Nash County Public Schools had an average daily membership of 14,832 students during the 2019-20 school year while the average daily membership at Edgecombe County Public Schools for that year was 5,836, according to information from the state Department of Public Instruction website.

Both school districts have lost a considerable number of students since the pandemic began, but those figures are not available on the state website.

Edgecombe County Public Schools Superintendent Valerie Bridges said last week at a meeting of the Edgecombe County Board of Education that surveys of the district have not indicated sufficient interest in a virtual academy for the district.

“Staff members had two Zoom meetings with families who expressed interested in the virtual academy option to help determine their commitment level.

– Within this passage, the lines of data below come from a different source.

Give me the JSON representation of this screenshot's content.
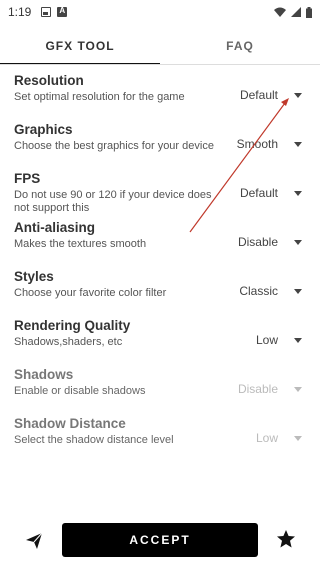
{
  "status_bar": {
    "time": "1:19"
  },
  "tabs": [
    {
      "label": "GFX TOOL",
      "active": true
    },
    {
      "label": "FAQ",
      "active": false
    }
  ],
  "settings": [
    {
      "label": "Resolution",
      "description": "Set optimal resolution for the game",
      "value": "Default",
      "enabled": true
    },
    {
      "label": "Graphics",
      "description": "Choose the best graphics for your device",
      "value": "Smooth",
      "enabled": true
    },
    {
      "label": "FPS",
      "description": "Do not use 90 or 120 if your device does not support this",
      "value": "Default",
      "enabled": true
    },
    {
      "label": "Anti-aliasing",
      "description": "Makes the textures smooth",
      "value": "Disable",
      "enabled": true
    },
    {
      "label": "Styles",
      "description": "Choose your favorite color filter",
      "value": "Classic",
      "enabled": true
    },
    {
      "label": "Rendering Quality",
      "description": "Shadows,shaders, etc",
      "value": "Low",
      "enabled": true
    },
    {
      "label": "Shadows",
      "description": "Enable or disable shadows",
      "value": "Disable",
      "enabled": false
    },
    {
      "label": "Shadow Distance",
      "description": "Select the shadow distance level",
      "value": "Low",
      "enabled": false
    }
  ],
  "bottom_bar": {
    "accept_label": "ACCEPT"
  },
  "colors": {
    "accent": "#000000",
    "annotation": "#c0392b",
    "disabled": "#bbbbbb"
  },
  "icons": [
    "image-icon",
    "font-icon",
    "wifi-icon",
    "signal-icon",
    "battery-icon",
    "send-icon",
    "star-icon",
    "dropdown-caret-icon"
  ]
}
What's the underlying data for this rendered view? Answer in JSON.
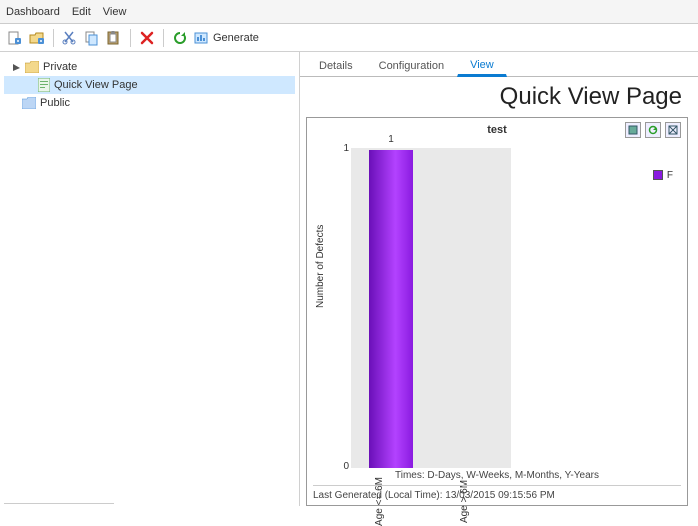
{
  "menubar": {
    "items": [
      "Dashboard",
      "Edit",
      "View"
    ]
  },
  "toolbar": {
    "generate_label": "Generate"
  },
  "tree": {
    "private_label": "Private",
    "public_label": "Public",
    "page_label": "Quick View Page"
  },
  "tabs": {
    "details": "Details",
    "configuration": "Configuration",
    "view": "View"
  },
  "page_title": "Quick View Page",
  "chart_data": {
    "type": "bar",
    "title": "test",
    "categories": [
      "Age <= 6M",
      "Age > 6M"
    ],
    "values": [
      1,
      0
    ],
    "series": [
      {
        "name": "F",
        "values": [
          1,
          0
        ]
      }
    ],
    "ylabel": "Number of Defects",
    "xlabel": "",
    "ylim": [
      0,
      1
    ],
    "caption": "Times: D-Days, W-Weeks, M-Months, Y-Years",
    "footer": "Last Generated (Local Time): 13/03/2015 09:15:56 PM"
  }
}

Out of the 18 parents who attended the sessions, 16 indicated that they were still interested while two shared that they were no longer interested,” Bridges told school board members.

In June, Bridges had reported that just 99 students had expressed interest in the virtual academy, though the school would need at least 100 students before the option could be eligible for state funding.

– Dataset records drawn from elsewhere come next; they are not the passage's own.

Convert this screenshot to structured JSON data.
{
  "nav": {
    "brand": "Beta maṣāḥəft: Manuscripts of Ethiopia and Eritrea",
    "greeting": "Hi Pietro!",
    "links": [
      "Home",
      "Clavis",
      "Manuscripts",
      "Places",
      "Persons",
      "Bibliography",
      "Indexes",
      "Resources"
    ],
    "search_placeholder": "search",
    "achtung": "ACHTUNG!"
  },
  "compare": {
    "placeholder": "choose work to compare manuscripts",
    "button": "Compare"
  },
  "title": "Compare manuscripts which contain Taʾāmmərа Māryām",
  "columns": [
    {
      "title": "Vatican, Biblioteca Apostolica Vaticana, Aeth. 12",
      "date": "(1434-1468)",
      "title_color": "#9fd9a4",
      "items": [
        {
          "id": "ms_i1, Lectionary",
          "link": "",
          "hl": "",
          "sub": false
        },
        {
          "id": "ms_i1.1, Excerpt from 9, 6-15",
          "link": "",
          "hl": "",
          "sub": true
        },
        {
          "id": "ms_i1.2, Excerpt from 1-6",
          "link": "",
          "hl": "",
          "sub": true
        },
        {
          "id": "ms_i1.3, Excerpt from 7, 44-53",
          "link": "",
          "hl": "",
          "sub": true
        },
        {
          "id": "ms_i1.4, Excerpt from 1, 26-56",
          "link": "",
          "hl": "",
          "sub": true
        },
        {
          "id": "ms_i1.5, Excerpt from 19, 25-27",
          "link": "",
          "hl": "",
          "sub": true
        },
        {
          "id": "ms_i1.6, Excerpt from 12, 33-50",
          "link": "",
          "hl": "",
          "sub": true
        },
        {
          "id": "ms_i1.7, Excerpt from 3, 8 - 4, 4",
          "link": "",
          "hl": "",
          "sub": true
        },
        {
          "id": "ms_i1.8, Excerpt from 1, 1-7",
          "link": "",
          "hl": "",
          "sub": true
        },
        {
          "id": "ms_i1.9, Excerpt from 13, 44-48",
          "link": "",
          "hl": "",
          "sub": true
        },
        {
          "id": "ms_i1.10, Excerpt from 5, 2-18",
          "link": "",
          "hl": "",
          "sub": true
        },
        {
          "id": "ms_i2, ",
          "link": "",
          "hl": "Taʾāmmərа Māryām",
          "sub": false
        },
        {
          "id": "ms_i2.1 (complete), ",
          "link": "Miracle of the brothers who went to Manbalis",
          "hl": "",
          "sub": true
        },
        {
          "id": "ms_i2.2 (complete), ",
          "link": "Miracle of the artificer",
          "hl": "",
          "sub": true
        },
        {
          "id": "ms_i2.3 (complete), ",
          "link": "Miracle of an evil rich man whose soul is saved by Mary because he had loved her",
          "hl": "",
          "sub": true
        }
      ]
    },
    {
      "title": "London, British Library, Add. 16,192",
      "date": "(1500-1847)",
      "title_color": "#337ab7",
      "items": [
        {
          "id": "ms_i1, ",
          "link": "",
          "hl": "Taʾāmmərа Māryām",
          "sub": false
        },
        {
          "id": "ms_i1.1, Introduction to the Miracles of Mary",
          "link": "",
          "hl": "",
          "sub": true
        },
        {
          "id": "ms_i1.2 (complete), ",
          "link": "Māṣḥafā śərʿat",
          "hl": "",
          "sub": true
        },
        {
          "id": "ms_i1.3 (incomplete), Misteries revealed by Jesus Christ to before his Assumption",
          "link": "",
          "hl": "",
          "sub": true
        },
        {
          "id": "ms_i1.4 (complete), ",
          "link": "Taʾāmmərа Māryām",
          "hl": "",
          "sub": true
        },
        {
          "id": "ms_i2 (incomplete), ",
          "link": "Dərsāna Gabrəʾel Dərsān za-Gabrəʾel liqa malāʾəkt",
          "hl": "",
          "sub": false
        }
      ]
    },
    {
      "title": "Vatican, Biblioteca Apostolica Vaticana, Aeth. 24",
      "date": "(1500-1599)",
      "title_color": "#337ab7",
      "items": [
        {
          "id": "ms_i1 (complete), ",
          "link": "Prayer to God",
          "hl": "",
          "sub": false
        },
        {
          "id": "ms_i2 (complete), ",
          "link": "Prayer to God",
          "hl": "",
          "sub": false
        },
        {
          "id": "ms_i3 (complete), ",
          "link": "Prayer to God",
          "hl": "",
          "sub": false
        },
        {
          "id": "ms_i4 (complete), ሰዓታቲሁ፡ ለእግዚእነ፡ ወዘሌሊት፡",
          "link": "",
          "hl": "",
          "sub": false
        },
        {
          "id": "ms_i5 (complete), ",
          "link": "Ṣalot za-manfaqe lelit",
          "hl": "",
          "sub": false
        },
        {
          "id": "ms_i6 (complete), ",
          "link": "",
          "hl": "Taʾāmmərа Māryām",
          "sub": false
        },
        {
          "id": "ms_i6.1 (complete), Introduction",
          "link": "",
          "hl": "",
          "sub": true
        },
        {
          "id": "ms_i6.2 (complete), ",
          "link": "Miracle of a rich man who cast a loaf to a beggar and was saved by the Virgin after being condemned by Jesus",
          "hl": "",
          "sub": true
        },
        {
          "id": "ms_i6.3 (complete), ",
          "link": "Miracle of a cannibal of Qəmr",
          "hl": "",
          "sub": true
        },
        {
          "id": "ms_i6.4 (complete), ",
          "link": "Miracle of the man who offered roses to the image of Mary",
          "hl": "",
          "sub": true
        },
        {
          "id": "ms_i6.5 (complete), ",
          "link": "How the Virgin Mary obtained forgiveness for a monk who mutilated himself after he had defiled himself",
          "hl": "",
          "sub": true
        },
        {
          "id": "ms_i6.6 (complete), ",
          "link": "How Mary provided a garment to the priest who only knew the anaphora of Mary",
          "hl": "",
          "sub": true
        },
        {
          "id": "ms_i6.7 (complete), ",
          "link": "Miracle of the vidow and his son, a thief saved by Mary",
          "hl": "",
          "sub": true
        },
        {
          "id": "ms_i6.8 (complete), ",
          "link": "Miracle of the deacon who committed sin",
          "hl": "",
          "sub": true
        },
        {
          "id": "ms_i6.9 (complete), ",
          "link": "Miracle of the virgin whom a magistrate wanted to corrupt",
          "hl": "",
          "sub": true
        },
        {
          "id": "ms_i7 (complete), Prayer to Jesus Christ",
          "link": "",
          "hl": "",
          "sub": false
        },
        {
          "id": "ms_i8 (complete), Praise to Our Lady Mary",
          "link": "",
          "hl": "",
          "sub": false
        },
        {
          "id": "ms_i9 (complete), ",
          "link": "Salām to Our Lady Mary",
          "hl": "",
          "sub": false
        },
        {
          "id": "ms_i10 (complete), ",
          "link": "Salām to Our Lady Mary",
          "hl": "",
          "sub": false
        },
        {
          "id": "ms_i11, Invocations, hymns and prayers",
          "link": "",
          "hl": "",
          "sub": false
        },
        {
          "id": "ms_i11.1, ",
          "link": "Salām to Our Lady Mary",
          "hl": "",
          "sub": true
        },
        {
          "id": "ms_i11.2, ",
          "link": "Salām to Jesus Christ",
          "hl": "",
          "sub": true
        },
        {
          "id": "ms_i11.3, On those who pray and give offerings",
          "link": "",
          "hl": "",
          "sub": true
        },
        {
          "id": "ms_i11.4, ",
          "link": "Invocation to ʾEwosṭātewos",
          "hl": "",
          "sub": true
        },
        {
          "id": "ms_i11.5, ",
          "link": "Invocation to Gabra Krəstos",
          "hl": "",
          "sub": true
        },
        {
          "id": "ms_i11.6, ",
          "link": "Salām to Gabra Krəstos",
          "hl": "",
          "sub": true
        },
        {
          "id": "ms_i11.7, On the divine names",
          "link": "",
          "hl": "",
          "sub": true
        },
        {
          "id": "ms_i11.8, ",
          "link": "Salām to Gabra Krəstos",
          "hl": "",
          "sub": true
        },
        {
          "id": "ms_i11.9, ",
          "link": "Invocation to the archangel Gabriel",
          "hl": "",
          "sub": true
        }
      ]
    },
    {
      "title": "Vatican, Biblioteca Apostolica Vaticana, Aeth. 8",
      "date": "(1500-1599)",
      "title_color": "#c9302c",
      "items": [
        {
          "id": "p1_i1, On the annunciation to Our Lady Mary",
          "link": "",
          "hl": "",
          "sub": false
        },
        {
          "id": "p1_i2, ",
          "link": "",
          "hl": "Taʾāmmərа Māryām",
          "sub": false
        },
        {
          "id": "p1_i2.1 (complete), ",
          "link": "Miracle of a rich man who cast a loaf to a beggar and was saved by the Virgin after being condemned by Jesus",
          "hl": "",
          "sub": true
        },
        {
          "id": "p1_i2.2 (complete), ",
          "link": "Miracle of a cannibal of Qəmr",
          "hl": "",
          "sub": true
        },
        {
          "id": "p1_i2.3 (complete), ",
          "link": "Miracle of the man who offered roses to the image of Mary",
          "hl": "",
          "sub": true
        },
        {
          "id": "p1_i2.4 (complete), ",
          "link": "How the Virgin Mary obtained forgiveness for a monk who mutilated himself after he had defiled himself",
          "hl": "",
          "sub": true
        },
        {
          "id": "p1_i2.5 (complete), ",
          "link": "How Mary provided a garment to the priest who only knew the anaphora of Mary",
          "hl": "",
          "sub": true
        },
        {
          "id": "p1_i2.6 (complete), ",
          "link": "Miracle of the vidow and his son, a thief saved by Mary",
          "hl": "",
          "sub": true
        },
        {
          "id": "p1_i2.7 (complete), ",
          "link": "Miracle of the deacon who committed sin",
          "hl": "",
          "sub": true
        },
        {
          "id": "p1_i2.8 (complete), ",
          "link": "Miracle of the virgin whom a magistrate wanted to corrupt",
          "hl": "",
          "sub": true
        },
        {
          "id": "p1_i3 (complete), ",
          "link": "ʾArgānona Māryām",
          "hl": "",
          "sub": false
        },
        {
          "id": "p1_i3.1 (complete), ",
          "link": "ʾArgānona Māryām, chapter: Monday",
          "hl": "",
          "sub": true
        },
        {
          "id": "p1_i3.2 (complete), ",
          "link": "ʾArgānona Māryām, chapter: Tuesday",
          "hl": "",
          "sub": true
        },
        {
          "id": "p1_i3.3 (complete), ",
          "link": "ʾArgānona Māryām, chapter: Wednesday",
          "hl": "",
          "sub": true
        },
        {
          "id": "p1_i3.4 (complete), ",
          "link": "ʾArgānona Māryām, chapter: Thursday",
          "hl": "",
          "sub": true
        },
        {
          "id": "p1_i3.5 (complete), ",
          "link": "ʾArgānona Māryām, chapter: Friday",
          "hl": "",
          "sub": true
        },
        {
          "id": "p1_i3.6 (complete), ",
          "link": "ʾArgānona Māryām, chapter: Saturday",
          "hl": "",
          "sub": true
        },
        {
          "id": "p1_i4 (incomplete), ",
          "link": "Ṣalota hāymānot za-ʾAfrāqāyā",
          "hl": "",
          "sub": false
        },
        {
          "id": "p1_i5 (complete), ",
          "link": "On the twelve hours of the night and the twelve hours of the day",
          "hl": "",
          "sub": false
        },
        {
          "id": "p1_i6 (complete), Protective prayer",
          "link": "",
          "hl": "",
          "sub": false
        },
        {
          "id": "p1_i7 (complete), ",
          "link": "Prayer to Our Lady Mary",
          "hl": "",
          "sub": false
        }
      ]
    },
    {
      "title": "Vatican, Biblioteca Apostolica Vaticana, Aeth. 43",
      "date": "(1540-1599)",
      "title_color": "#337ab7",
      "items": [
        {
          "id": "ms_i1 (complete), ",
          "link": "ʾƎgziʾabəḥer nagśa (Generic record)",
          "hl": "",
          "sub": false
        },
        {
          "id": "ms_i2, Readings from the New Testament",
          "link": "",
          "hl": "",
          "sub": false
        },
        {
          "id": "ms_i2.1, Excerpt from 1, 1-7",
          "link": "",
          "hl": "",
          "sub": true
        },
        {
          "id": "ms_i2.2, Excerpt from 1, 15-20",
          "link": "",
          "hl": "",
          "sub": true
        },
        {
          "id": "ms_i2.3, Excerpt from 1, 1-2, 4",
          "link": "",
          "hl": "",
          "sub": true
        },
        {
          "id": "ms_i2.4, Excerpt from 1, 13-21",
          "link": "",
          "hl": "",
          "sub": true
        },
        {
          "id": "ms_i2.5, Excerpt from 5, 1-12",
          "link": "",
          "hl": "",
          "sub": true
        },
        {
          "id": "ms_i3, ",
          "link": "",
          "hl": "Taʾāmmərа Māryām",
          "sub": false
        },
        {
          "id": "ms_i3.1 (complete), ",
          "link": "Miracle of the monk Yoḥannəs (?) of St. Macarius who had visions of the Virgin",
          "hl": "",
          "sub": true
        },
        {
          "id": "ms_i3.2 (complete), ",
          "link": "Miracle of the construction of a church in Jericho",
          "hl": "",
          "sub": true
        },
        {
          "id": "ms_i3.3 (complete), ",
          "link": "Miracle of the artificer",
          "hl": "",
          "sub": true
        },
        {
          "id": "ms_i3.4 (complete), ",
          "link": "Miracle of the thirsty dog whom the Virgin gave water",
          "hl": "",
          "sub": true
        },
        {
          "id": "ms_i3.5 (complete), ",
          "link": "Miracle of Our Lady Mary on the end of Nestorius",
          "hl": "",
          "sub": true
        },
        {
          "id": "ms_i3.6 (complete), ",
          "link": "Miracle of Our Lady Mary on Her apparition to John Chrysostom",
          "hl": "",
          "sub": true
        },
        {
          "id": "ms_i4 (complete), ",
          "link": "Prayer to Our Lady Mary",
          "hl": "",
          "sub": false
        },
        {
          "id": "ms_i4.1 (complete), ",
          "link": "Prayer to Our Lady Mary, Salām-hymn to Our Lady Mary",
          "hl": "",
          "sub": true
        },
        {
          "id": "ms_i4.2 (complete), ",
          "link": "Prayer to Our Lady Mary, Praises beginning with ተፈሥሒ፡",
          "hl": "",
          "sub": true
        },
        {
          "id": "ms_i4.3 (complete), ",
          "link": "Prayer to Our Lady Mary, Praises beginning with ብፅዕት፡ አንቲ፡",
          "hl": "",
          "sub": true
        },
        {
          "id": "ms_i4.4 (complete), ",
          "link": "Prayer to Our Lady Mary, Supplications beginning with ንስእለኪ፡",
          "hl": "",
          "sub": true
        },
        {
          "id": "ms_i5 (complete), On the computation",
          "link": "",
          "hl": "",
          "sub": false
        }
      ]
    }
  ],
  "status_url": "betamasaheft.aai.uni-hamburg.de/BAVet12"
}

Bridges said that the new numbers were even lower. Only 25 elementary students, 35 middle-school students and 34 high-school students were still on the list, for a total of 94 students from the entire district.

“If we had a virtual academy, we would have to hire a principal, teaching staff, a testing coordinator, a counselor and a data manager for the school,” Bridges told school board members. “I am not sure when we look at this if this is something that says that our community is in need of this option at a high rate.”

School board members agreed.


“To me, the numbers just don’t verify the need for this,” school board member William Ellis said.

Bridges said that she and her staff agree.

“We only have interest expressed from 94 students, and since only 18 parents attended the Zoom meetings, we don’t even know if we have those 94,” Bridges said. “I just don’t know if (it) makes sense and if the community really thinks there is a need.”

The virtual academy is off the table for the coming school year in Edgecombe County. However, Bridges said her staff intends to take time at their Summer Leadership meeting this week to explore other learning options for students who prefer to stay home.

During a retreat meeting Monday of the Nash County Board of Education, school staff told members of the school board that the new Nash Everywhere Digital Academy, or NEDA, is almost ready for the school year to begin. The school district has offered virtual academy options in the past, but NEDA is designed to reach students at almost all levels of instruction and has been redesigned based on lessons learned about virtual teaching during the pandemic.

As of May 24, 456 students in Nash County Public Schools had applied to request enrollment in NEDA for the coming year, said Danny Plyler, director of instructional technology and virtual learning for the school district. As of Monday, 341 students had been approved for admittance into NEDA.

The criteria for acceptance were based on whether students seemed likely to succeed in that format, Plyler said. Students need to have a minimum of 70 percent attendance rate in past virtual settings, have passed at least three core classes and have a recommendation from their principals to be accepted.

The school district is setting up an appeals process for next week for students and their parents who would like to be reconsidered for enrollment, Plyler said.

Currently, 134 elementary students, 92 middle school students and 107 high school students have been selected for the inaugural year of the Nash Everywhere Digital Academy.